Sanki birbirimize ateş edecektik.

Gözlerimi kıstım.

"Kaybeden mi?"dedi burnundan bir ses çıkarıp. "Kaybeden sensin."

"Aa ne güzel, keşke haberim olsaydı."

"Anlamadığım tek şey bu kadar zırlamana rağmen Çağıl'ı başkasına bırakman."

"Ne?"

Kaşlarını kaldırdı. "Hadi ama eski sevgilini de mi stalklamazsın sen?"

"Ne?"

"Bilmiyorsun yani."

"Nee?"

"Yeter amına koyayım. Çağıl çakıyor arkandan işte."

"Sana neden inanayım?"dedim sinirle.

Ne saçmalıyordu?

Telefonundan Çağıl'ın attığı hikayeyi gösterdi.

Saf saf ekrana baktım. Kafe gibi bir yerdeydi, anlamamıştım.

"Of, aptal. Partide işte."

"Ne var bunda?"dediğimde göz devirdi.

"İbnelerin yaptığı bir parti."

Dehşetle suratına baktım.

Aşık olduğum çocuk elden mi gidiyordu?

"Artık kimin ya da kimin ellerinden toplarsın bilmem."

"Bana bunu neden gösteriyorsun?"

"Çünkü sizin gibi topların cezalandırılması hoşuma gidiyor."

Dik dik yüzüne baktım.

Gülerek "Kardeşimle aram sayenizde bozuk, siz de biraz birbirinizle ilgilenin hem, ha?"diyerek uzaklaştı.

Vakit kaybetmeden Simge'yi aradım.

"Söyle her şeyim!"

"Duyduklarım doğru mu?"

"Ne duydun ki?"

"Çağıl şu an..."

"Nefes al, ne oldu?"

"Gaylerin olduğu +18 bir partideymiş!"

"Hassiktir!"diye bağırdı. "Konum atsana!"

Konum attığım an kısa bir süre sessiz kaldı.

"Bu bir LGBT partisi. Sap olanlar mutlaka birini bulur. Gökyüzü bahsetmişti. Götüreceğini bilmiyordum."

"İnanamıyorum!
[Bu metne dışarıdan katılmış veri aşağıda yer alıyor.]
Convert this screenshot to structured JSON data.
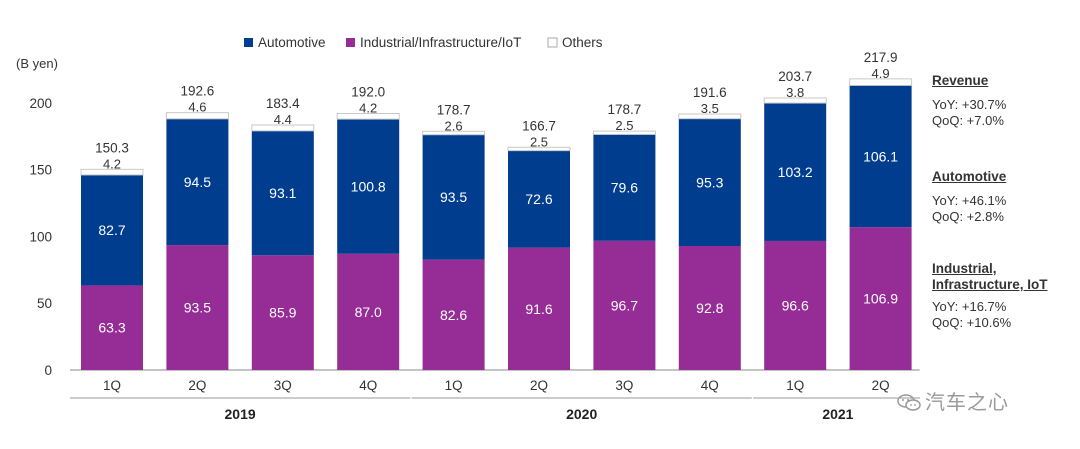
{
  "chart_data": {
    "type": "bar",
    "stacked": true,
    "unit_label": "(B yen)",
    "ylim": [
      0,
      200
    ],
    "yticks": [
      0,
      50,
      100,
      150,
      200
    ],
    "categories": [
      "1Q",
      "2Q",
      "3Q",
      "4Q",
      "1Q",
      "2Q",
      "3Q",
      "4Q",
      "1Q",
      "2Q"
    ],
    "years": [
      {
        "label": "2019",
        "from": 0,
        "to": 3
      },
      {
        "label": "2020",
        "from": 4,
        "to": 7
      },
      {
        "label": "2021",
        "from": 8,
        "to": 9
      }
    ],
    "series": [
      {
        "name": "Industrial/Infrastructure/IoT",
        "color": "#962c96",
        "values": [
          63.3,
          93.5,
          85.9,
          87.0,
          82.6,
          91.6,
          96.7,
          92.8,
          96.6,
          106.9
        ],
        "labels": [
          "63.3",
          "93.5",
          "85.9",
          "87.0",
          "82.6",
          "91.6",
          "96.7",
          "92.8",
          "96.6",
          "106.9"
        ]
      },
      {
        "name": "Automotive",
        "color": "#003d8f",
        "values": [
          82.7,
          94.5,
          93.1,
          100.8,
          93.5,
          72.6,
          79.6,
          95.3,
          103.2,
          106.1
        ],
        "labels": [
          "82.7",
          "94.5",
          "93.1",
          "100.8",
          "93.5",
          "72.6",
          "79.6",
          "95.3",
          "103.2",
          "106.1"
        ]
      },
      {
        "name": "Others",
        "color": "#ffffff",
        "values": [
          4.2,
          4.6,
          4.4,
          4.2,
          2.6,
          2.5,
          2.5,
          3.5,
          3.8,
          4.9
        ],
        "labels": [
          "4.2",
          "4.6",
          "4.4",
          "4.2",
          "2.6",
          "2.5",
          "2.5",
          "3.5",
          "3.8",
          "4.9"
        ]
      }
    ],
    "totals": [
      150.3,
      192.6,
      183.4,
      192.0,
      178.7,
      166.7,
      178.7,
      191.6,
      203.7,
      217.9
    ],
    "total_labels": [
      "150.3",
      "192.6",
      "183.4",
      "192.0",
      "178.7",
      "166.7",
      "178.7",
      "191.6",
      "203.7",
      "217.9"
    ],
    "legend": [
      "Automotive",
      "Industrial/Infrastructure/IoT",
      "Others"
    ],
    "legend_position": "top"
  },
  "summary": {
    "revenue": {
      "title": "Revenue",
      "yoy": "YoY: +30.7%",
      "qoq": "QoQ: +7.0%"
    },
    "automotive": {
      "title": "Automotive",
      "yoy": "YoY: +46.1%",
      "qoq": "QoQ: +2.8%"
    },
    "industrial": {
      "title_line1": "Industrial,",
      "title_line2": "Infrastructure, IoT",
      "yoy": "YoY: +16.7%",
      "qoq": "QoQ: +10.6%"
    }
  },
  "watermark": {
    "text": "汽车之心",
    "icon": "wechat-icon"
  }
}
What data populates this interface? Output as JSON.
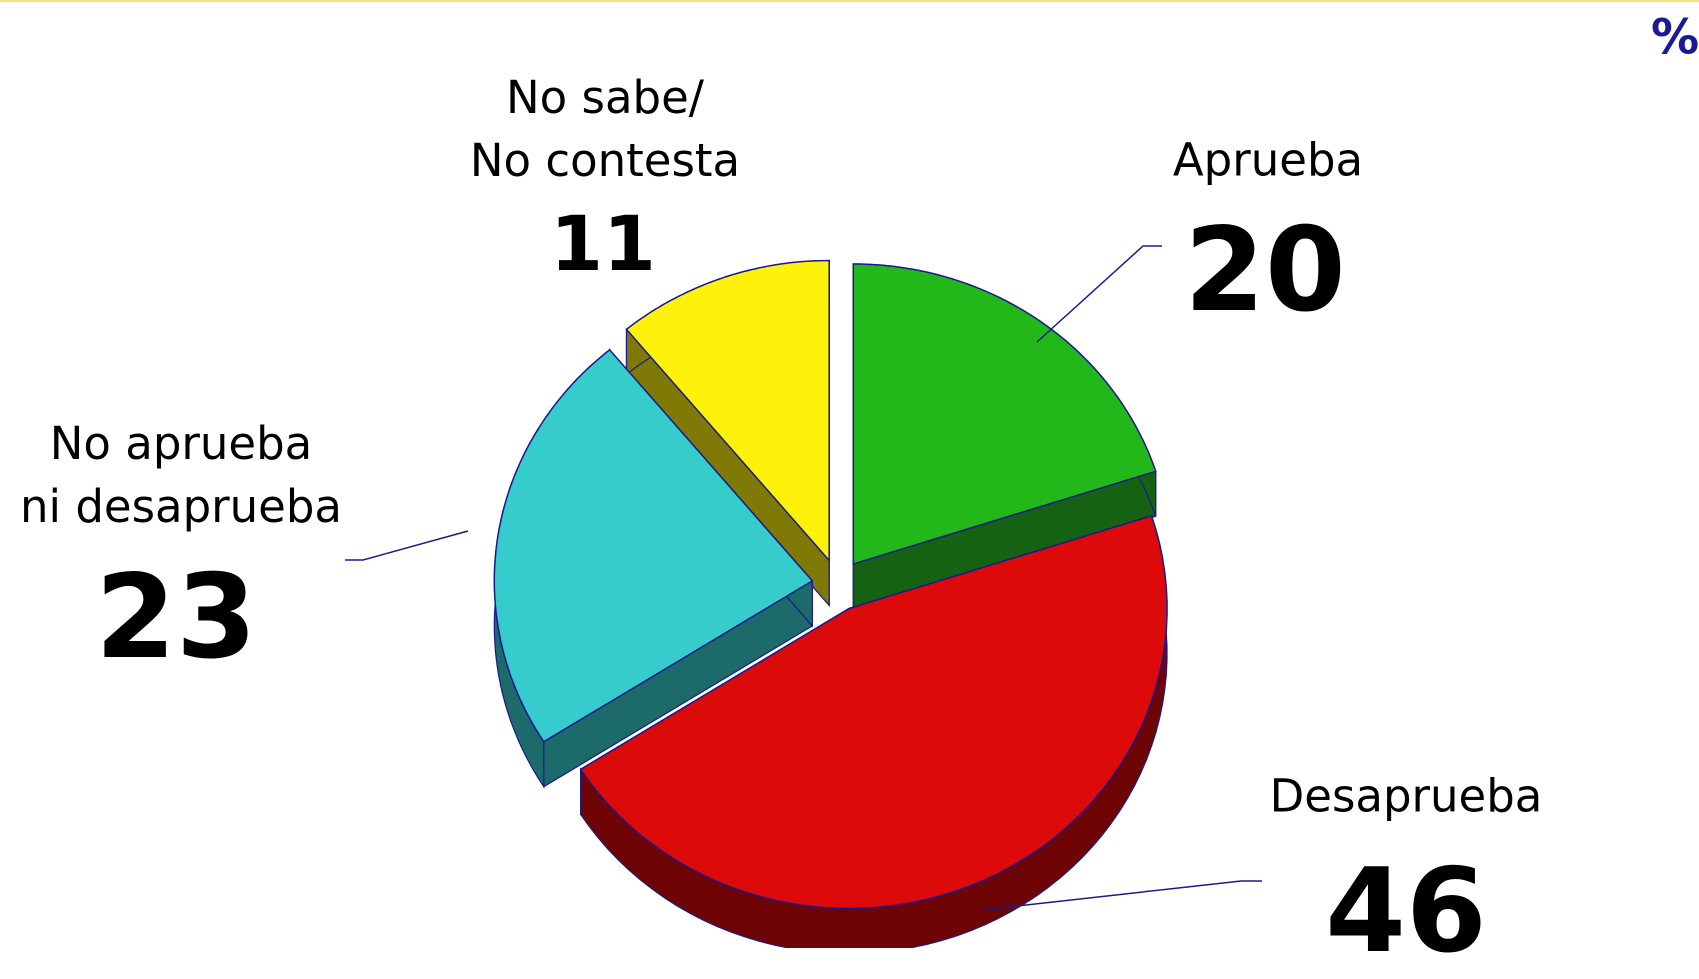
{
  "chart_data": {
    "type": "pie",
    "unit_label": "%",
    "categories": [
      "Aprueba",
      "Desaprueba",
      "No aprueba\nni desaprueba",
      "No sabe/\nNo contesta"
    ],
    "values": [
      20,
      46,
      23,
      11
    ],
    "colors": [
      "#22b81a",
      "#dd0a0a",
      "#36cccc",
      "#fff20a"
    ],
    "side_colors": [
      "#156312",
      "#6e0404",
      "#1d6a6a",
      "#7f7a05"
    ]
  }
}
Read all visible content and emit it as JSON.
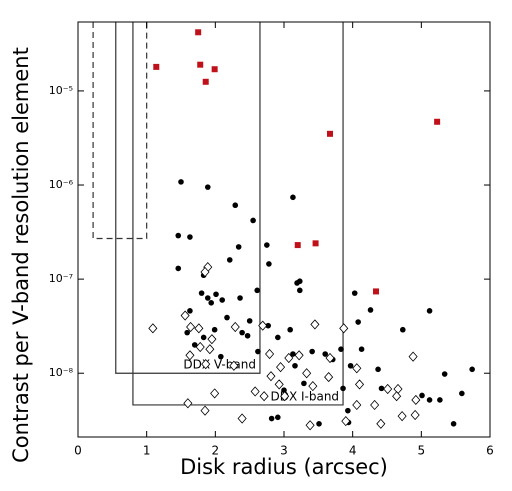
{
  "chart_data": {
    "type": "scatter",
    "xlabel": "Disk radius (arcsec)",
    "ylabel": "Contrast per V-band resolution element",
    "xlim": [
      0,
      6
    ],
    "xticks": [
      0,
      1,
      2,
      3,
      4,
      5,
      6
    ],
    "ylim": [
      2.1e-09,
      5.4e-05
    ],
    "yscale": "log",
    "yticks": [
      {
        "value": 1e-08,
        "label": "10⁻⁸"
      },
      {
        "value": 1e-07,
        "label": "10⁻⁷"
      },
      {
        "value": 1e-06,
        "label": "10⁻⁶"
      },
      {
        "value": 1e-05,
        "label": "10⁻⁵"
      }
    ],
    "regions": [
      {
        "x": [
          0.22,
          1.0
        ],
        "ybottom": 2.7e-07,
        "style": "dashed"
      },
      {
        "label": "DDX V-band",
        "x": [
          0.55,
          2.65
        ],
        "ybottom": 1e-08,
        "style": "solid"
      },
      {
        "label": "DDX I-band",
        "x": [
          0.8,
          3.86
        ],
        "ybottom": 4.6e-09,
        "style": "solid"
      }
    ],
    "series": [
      {
        "marker": "dot",
        "color": "#000000",
        "x": [
          1.5,
          1.89,
          3.13,
          2.29,
          2.55,
          1.46,
          1.63,
          2.34,
          2.75,
          1.46,
          2.21,
          2.78,
          1.83,
          3.19,
          3.23,
          4.03,
          1.8,
          2.01,
          1.89,
          2.1,
          2.36,
          2.61,
          3.23,
          1.63,
          1.94,
          5.12,
          4.26,
          2.17,
          2.5,
          2.77,
          1.99,
          2.39,
          4.08,
          1.83,
          2.91,
          2.47,
          3.09,
          4.73,
          1.59,
          1.7,
          2.62,
          4.13,
          3.41,
          3.6,
          3.83,
          3.13,
          2.08,
          3.71,
          3.16,
          3.97,
          4.37,
          5.74,
          5.34,
          3.29,
          3.86,
          5.01,
          3.0,
          5.59,
          4.42,
          5.27,
          5.12,
          3.93,
          2.82,
          2.91,
          3.51,
          5.47,
          3.94
        ],
        "values": [
          1.08e-06,
          9.5e-07,
          7.4e-07,
          6.1e-07,
          4.2e-07,
          2.9e-07,
          2.8e-07,
          2.2e-07,
          2.3e-07,
          1.3e-07,
          1.6e-07,
          1.45e-07,
          1.1e-07,
          9.1e-08,
          7.6e-08,
          7.1e-08,
          7.1e-08,
          6.9e-08,
          6.3e-08,
          6e-08,
          6.3e-08,
          7.6e-08,
          9.5e-08,
          4.6e-08,
          5.6e-08,
          4.6e-08,
          4.7e-08,
          3.9e-08,
          3.6e-08,
          3.2e-08,
          2.9e-08,
          2.7e-08,
          3.5e-08,
          2.4e-08,
          2.4e-08,
          2.5e-08,
          2.9e-08,
          2.9e-08,
          2.7e-08,
          2e-08,
          1.7e-08,
          1.8e-08,
          1.7e-08,
          1.6e-08,
          1.8e-08,
          1.6e-08,
          1.5e-08,
          1.4e-08,
          1.2e-08,
          1.2e-08,
          1.1e-08,
          1.1e-08,
          9.8e-09,
          7.8e-09,
          6.9e-09,
          5.8e-09,
          6.6e-09,
          6.1e-09,
          6.9e-09,
          5.2e-09,
          5.2e-09,
          4e-09,
          3.3e-09,
          3.4e-09,
          2.9e-09,
          2.9e-09,
          3e-09
        ]
      },
      {
        "marker": "diamond",
        "color": "#000000",
        "x": [
          1.89,
          1.85,
          1.56,
          1.64,
          1.09,
          1.76,
          2.29,
          2.69,
          3.45,
          3.87,
          1.95,
          1.78,
          1.92,
          1.63,
          2.79,
          3.22,
          3.07,
          3.67,
          4.88,
          2.27,
          1.86,
          2.95,
          4.06,
          3.65,
          2.81,
          3.33,
          2.93,
          1.99,
          2.58,
          3.42,
          4.1,
          4.66,
          4.51,
          2.71,
          3.01,
          4.64,
          4.92,
          1.85,
          1.6,
          4.06,
          4.32,
          4.72,
          2.39,
          3.38,
          3.9,
          4.41,
          4.91
        ],
        "values": [
          1.34e-07,
          1.19e-07,
          4.1e-08,
          3.1e-08,
          3e-08,
          3e-08,
          3.1e-08,
          3.2e-08,
          3.3e-08,
          3e-08,
          2.3e-08,
          1.9e-08,
          1.8e-08,
          1.55e-08,
          1.6e-08,
          1.55e-08,
          1.45e-08,
          1.45e-08,
          1.5e-08,
          1.2e-08,
          1.25e-08,
          1.16e-08,
          1.13e-08,
          9.1e-09,
          9.3e-09,
          1e-08,
          7.6e-09,
          6.1e-09,
          6.4e-09,
          7.3e-09,
          7.6e-09,
          6.8e-09,
          6.8e-09,
          5.7e-09,
          5.7e-09,
          5.7e-09,
          5.2e-09,
          4e-09,
          4.8e-09,
          4.6e-09,
          4.6e-09,
          3.5e-09,
          3.3e-09,
          2.8e-09,
          3.1e-09,
          2.9e-09,
          3.6e-09
        ]
      },
      {
        "marker": "square",
        "color": "#c0111a",
        "x": [
          1.75,
          1.14,
          1.78,
          1.99,
          1.86,
          3.67,
          5.23,
          3.2,
          3.46,
          4.34
        ],
        "values": [
          4.2e-05,
          1.8e-05,
          1.9e-05,
          1.7e-05,
          1.25e-05,
          3.5e-06,
          4.7e-06,
          2.3e-07,
          2.4e-07,
          7.4e-08
        ]
      }
    ]
  }
}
O mu götürdü?"

"Uff,"dedi. "Story atmış, Çağıl'ın yanında bir çocuk var."

Ağlamak istiyordum.

"Tamam, sen sakin ol. Orada buluşalım."

"Ne?"diye kekeledim.

"Gökyüzü'nün sizin ilişkinize karışmaya hakkı yok. Bu sinsilik de fazla,"dedi sinirle.

Öyleydi.

Gökyüzü bir sinsiydi.

Ve sinsilere ceza vermek gerekirdi.

Tabii önce kollarım arasındaki ufaklığı eve bırakmalıydım.